The Boston Bruins have done a lot of things right this season to be in a position to win another Stanley Cup Championship. The smartest thing the Bruins have done was to rest captain Zdeno Chara. Not only did the Bruins rest him during the regular season, but the coaching staff also found ways to limit his minutes in preparation for the Stanley Cup Playoffs. The B’s made a last minute decision to hold Chara out of Game 4 of the Eastern Conference Final against Carolina to let his injury heal. The Bruins did not need him in the lineup as they cruised past Carolina to reach the Stanley Cup Final for the 20th time.
Maybe this strategy is something San Jose should have followed in dealing with Erik Karlsson? Chara and Karlsson are two different types of players. One is more of a physical force and a stay at home defenseman, while the other is more of an offensive threat on the ice. Chara’s range and ability to keep opposing players to the outside is his strength. However, not being able to move or push off gave the opponent the upper hand. Having a lower-body injury of any kind makes it hard to play the game the right way. Just look at the struggles Karlsson is having against the St.

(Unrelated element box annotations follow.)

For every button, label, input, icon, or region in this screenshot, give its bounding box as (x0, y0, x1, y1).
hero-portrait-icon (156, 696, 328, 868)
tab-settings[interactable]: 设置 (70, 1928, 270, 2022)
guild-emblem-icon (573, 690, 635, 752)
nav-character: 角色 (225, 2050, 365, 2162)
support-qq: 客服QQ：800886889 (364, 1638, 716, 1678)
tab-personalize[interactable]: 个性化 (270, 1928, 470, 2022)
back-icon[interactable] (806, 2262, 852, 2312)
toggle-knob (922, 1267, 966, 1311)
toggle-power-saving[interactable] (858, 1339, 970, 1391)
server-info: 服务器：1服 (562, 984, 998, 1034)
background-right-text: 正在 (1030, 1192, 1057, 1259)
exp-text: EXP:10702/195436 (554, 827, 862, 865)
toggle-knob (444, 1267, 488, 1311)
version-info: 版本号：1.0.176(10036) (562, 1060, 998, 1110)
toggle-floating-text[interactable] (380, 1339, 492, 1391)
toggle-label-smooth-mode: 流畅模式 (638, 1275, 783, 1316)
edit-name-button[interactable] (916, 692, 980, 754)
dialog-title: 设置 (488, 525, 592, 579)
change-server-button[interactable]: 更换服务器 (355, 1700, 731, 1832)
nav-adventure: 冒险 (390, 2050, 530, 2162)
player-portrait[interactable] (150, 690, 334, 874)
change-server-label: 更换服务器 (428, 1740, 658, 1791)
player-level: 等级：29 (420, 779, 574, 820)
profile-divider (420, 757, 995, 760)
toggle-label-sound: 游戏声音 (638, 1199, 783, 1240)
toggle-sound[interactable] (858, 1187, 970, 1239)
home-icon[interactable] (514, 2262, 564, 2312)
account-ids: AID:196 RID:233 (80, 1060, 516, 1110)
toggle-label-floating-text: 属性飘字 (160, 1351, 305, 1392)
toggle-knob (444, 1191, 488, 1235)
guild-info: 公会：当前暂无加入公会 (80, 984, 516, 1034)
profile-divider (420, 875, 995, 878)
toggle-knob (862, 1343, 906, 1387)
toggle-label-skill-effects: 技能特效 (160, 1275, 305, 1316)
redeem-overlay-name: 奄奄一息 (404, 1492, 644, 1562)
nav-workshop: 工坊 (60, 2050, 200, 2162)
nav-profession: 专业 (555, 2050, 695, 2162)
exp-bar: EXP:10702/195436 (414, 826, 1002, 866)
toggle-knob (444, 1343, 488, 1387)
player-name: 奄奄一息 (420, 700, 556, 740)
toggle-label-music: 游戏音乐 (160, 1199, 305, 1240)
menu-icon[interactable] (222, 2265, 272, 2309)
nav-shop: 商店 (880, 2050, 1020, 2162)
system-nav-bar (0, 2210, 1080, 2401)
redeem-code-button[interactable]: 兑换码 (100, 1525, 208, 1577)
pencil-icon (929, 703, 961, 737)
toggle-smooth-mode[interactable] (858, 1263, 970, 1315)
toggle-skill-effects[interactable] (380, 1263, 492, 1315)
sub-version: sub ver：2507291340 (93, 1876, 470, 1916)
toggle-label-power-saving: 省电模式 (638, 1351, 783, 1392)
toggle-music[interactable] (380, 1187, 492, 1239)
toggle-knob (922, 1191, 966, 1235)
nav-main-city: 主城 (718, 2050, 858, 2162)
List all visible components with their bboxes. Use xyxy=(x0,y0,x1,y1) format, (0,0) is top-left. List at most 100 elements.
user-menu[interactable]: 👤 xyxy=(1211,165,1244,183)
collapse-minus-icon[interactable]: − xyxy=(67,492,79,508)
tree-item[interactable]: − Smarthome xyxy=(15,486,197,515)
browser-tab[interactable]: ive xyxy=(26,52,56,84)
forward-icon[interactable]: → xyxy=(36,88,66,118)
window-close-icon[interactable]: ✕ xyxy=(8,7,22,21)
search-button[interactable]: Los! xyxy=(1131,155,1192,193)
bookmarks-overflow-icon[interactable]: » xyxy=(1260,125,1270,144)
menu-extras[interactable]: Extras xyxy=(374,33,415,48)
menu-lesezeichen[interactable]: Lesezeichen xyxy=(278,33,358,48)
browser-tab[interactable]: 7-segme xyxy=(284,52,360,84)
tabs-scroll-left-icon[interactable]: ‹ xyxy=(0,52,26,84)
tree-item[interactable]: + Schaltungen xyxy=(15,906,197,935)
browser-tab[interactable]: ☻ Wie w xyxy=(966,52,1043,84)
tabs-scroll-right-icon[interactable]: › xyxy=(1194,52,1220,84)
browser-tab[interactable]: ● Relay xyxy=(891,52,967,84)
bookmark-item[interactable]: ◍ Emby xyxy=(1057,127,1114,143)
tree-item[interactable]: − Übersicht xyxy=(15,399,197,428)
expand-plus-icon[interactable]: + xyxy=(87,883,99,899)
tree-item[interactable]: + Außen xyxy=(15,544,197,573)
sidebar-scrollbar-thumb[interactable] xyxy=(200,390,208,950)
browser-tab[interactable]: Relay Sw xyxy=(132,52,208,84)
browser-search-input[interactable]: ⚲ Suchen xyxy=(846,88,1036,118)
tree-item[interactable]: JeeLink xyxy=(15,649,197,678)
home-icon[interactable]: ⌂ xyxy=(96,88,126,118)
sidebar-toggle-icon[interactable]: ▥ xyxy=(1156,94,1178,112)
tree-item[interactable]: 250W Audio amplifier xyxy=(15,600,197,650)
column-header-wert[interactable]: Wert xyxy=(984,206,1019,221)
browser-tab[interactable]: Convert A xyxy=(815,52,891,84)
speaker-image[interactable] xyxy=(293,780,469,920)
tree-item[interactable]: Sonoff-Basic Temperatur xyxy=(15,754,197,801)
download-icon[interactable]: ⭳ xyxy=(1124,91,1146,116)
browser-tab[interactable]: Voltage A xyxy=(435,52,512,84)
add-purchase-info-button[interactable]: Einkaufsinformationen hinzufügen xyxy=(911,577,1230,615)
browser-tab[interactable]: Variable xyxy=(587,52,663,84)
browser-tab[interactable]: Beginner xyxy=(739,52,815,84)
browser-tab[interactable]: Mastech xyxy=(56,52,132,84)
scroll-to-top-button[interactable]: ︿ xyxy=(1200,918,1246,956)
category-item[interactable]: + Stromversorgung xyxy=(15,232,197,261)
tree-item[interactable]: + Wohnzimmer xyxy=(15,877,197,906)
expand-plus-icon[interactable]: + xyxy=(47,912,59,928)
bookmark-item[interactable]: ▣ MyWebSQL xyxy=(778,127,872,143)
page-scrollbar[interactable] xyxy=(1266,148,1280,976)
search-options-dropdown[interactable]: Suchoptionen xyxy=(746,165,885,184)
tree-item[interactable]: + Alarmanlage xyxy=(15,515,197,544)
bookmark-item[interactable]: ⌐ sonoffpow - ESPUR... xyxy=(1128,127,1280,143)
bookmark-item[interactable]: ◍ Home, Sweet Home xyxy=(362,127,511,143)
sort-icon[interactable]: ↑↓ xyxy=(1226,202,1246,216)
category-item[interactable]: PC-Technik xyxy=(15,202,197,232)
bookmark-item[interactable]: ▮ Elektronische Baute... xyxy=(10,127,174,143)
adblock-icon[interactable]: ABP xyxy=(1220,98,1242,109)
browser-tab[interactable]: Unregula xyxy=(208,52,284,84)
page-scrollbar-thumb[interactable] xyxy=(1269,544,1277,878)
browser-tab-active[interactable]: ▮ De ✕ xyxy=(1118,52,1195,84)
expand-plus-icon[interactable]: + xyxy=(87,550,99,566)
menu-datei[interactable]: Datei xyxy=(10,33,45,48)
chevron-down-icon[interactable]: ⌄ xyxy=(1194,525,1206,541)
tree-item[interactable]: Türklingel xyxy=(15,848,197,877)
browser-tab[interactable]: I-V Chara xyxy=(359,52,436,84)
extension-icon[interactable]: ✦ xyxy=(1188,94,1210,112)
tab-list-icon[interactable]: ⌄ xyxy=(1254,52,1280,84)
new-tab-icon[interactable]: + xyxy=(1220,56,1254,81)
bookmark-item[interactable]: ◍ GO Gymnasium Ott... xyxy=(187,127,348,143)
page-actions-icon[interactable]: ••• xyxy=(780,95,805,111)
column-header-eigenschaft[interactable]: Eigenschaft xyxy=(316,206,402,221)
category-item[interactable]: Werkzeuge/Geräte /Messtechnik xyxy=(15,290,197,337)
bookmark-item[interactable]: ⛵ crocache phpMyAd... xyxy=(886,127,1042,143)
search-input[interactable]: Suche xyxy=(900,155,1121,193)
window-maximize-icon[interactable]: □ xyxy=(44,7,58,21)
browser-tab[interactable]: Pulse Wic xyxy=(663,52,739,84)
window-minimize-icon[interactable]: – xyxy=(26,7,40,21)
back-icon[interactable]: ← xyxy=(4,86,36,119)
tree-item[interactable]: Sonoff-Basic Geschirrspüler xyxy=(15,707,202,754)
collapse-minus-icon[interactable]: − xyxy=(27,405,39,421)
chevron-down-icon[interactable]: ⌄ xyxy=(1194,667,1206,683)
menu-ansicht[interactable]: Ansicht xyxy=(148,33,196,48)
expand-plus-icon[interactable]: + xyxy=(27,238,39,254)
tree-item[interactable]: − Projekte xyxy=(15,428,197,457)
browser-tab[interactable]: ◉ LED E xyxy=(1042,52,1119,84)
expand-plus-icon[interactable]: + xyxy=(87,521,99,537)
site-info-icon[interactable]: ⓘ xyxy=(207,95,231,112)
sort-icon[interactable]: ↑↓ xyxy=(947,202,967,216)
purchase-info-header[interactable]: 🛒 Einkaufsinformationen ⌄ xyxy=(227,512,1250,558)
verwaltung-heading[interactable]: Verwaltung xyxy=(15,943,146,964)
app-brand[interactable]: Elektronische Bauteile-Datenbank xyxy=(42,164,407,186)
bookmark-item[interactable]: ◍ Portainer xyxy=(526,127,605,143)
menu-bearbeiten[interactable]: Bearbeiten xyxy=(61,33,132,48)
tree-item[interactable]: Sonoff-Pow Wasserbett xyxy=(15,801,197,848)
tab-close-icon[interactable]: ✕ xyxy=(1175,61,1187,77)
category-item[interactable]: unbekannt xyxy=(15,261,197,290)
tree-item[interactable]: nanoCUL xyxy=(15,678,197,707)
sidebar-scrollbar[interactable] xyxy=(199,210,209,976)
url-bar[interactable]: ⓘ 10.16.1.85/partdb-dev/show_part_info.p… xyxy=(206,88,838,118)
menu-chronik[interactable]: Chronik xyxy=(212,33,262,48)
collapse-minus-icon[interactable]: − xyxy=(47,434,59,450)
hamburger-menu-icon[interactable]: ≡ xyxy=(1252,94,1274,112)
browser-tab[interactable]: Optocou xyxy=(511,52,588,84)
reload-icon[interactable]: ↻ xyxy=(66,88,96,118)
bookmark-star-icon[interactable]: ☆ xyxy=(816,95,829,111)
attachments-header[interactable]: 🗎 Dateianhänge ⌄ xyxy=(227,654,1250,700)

Louis Blues in the Western Conference Final.
All season long Karlsson has dealt with a groin injury, that has hampered his ability to play at a level he needs to be at. It took some time before Karlsson was back to 100 percent and not to mention the time it took for him to come back after dealing with a torn Achilles in Ottawa during the Senators run to the Eastern Conference Final in 2017. In the Stanley Cup Playoffs, Karlsson was back to the player of old before re-injuring his groin in Game 4 of the Western Conference Final against the St. Louis Blues. He would miss parts of the third period in that game before returning later in the period to provide a push to tie the game.
In Game 5, when St. Louis dominated San Jose in a 5-0 win, you could tell Karlsson was not himself. Instead of taking strong and powerful strides, he was protecting his injured groin as he took very timid and tight strides. On one play, Karlsson did not skate back to prevent Vladimir Tarasenko’s breakaway attempt, after Brent Burns fell down on the ice. Burns hauled down Tarasenko leading to a penalty shot that Tarasenko scored on. If Karlsson was 100 percent, Tarasenko may never have gotten that breakaway opportunity. Karlsson ended up being held out of the third period and his status for Game 6 is unknown.
On that note, it was smart of the Bruins to rest Chara in Game 4 of the Eastern Conference Final. Instead of making Chara’s injury worse, the Bs gave him a better chance to be as close to 100 percent as possible for the Stanley Cup Final. Chara returned to practice Monday and he will take it one day at a time, but he should be good to go for Game 1 of the Stanley Cup Final which is slated for Monday.
The 42-year old defenseman is not the player he used to be and may have lost a step or two but he and the team have done a great job managing his health and adjusting as he gets older. In the past you could tell Chara was tired in the playoffs after he logged all those minutes in the regular season, but thanks to head coach Bruce Cassidy and his staff, Chara is back to being a shutdown force on the Bruins’ blue line again.